Dossier: 97-2306-GST-I; 97-2307-GST-I; 97-2309-GST-I

ENTRE :

LAWRENCE RAYMOND BOYD, BARBARA BOUDREAU,JOSEPH BOUDREAU,

appelants,

et

SA MAJESTÉ LA REINE,

intimée.

Motifs du jugement

Le juge Hamlyn, C.C.I.

[1] Les trois appelants ont déposé un avis d’appel commun et présenté une preuve commune.

[2] Les appelants interjettent appel contre les avis de cotisation établis en vertu du paragraphe 323(1) de la Loi sur la taxe d’accise (la “ Loi ”) qu’ils ont reçus en leur qualité d’administrateurs d’une personne morale qui n’a pas versé la taxe sur les produits et services (la “ TPS ”) comme elle était tenue de le faire.

LES FAITS

[3] Les parties ont préparé un exposé conjoint des faits partiel qui est ainsi rédigé :

[TRADUCTION]

1. En tout moment pertinent en l’espèce, Joseph Boudreau, Barbara Boudreau et Lawrence Raymond Boyd (les “ appelants ”) étaient administrateurs de B & B Trailer Supplies Ltd. ( “B & B ”) et ils n’ont jamais démissionné de leur poste d’administrateur.

2. B & B était un inscrit relativement à la TPS depuis le 1er janvier 1991, elle devait produire un rapport et verser la TPS chaque mois. Jusqu’à ce qu’elle soit en défaut en septembre 1992, B & B a régulièrement versé la TPS.

3. Le 6 janvier 1993, B & B a déposé un Avis de l’intention de faire une proposition aux termes de la Loi sur la faillite et l’insolvabilité.

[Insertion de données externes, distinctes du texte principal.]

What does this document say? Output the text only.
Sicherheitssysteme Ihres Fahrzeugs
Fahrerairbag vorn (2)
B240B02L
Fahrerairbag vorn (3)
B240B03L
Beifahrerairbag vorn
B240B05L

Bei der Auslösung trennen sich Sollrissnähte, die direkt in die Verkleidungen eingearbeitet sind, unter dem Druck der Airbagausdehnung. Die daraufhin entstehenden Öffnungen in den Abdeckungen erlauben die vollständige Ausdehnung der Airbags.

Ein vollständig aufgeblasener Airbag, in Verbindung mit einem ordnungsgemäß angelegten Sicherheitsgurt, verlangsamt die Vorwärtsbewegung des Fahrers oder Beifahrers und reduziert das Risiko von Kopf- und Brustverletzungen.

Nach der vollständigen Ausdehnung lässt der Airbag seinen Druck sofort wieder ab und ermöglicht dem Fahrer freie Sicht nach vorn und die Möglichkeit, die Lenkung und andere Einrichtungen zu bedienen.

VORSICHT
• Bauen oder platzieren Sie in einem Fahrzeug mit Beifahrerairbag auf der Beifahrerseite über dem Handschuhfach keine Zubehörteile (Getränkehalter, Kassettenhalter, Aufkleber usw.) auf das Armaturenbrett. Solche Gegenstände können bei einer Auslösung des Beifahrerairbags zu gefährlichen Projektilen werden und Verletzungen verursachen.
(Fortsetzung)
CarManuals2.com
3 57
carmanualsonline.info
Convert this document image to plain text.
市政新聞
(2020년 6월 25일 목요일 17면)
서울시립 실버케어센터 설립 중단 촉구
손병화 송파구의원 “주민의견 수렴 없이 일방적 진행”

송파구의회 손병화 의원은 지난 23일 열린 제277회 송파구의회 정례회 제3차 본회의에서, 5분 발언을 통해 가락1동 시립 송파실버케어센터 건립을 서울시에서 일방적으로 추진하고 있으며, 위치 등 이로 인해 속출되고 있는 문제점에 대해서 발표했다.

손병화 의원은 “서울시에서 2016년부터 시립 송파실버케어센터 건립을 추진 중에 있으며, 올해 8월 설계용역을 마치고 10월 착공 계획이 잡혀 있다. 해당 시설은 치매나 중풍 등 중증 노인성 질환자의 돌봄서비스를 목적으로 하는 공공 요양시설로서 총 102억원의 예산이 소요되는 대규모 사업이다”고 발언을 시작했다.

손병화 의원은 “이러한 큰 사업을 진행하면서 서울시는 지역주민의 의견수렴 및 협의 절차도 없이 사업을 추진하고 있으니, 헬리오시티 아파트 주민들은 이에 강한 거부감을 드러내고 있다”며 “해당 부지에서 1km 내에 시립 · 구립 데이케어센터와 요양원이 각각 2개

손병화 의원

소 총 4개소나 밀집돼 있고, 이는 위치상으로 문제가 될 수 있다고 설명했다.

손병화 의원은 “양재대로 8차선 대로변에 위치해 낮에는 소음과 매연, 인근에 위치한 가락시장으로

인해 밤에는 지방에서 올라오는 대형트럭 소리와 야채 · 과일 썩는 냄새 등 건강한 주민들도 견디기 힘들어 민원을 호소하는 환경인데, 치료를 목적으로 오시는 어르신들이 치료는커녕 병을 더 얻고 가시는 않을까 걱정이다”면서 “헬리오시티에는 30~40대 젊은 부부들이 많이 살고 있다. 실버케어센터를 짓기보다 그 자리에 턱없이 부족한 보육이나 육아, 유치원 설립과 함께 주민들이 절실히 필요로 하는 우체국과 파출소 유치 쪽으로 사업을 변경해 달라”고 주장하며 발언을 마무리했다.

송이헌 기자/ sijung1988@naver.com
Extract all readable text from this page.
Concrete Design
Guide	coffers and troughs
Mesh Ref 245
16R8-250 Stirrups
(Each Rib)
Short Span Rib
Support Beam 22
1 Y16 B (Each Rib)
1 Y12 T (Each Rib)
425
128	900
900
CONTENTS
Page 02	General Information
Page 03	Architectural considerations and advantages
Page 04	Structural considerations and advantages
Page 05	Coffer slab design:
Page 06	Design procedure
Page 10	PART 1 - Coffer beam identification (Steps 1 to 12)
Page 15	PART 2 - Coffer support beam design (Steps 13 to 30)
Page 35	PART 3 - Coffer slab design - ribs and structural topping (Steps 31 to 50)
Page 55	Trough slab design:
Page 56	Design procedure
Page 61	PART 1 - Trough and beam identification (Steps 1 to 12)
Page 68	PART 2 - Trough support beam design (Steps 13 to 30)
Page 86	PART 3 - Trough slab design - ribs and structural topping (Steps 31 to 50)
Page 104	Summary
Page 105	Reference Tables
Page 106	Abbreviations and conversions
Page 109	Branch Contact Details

Le 3 février 1993, B & B a déposé une proposition en vertu de Loi sur la faillite et l’insolvabilité.

4. Le 15 avril 1993, la proposition datée du 3 février 1993 a été annulée et B & B était réputée avoir fait une cession de ses biens le 15 avril 1993.

5. Dans l’Avis de cotisation No SWOL040 daté du 27 mai 1993, le ministre du Revenu national (le “ ministre ”) a réclamé à B & B une somme de 215 761,88 $ représentant 209 998,15 $ de TPS, 2 705,08 $ de pénalité et 3 058,65 $ d’intérêt pour la période allant du 1er septembre 1992 au 14 avril 1993.

6. En date du 27 mai 1993, une réclamation de la somme dont B & B était responsable envers le ministre a été établie dans les six mois de la cession de biens de B & B en vertu de la Loi sur la faillite et l’insolvabilité.

7. Dans les Avis de cotisation Nos 08BP-100430057-01, 08BP-100430057-02 et 08BP-100430057-03, datés du 26 janvier 1996, le ministre a établi la dette fiscale respective de Joseph Boudreau, de Lawrence Boyd et de Barbara Boudreau à 147 570,10 $ comprenant 141 806,37 $ de TPS, 2 705,08 $ de pénalité et 3 058,65 $ d’intérêt pour la période allant du 1er septembre 1992 au 29 février 1993 en ce qui concernait le défaut de B & B de verser la TPS, les intérêts et les pénalités.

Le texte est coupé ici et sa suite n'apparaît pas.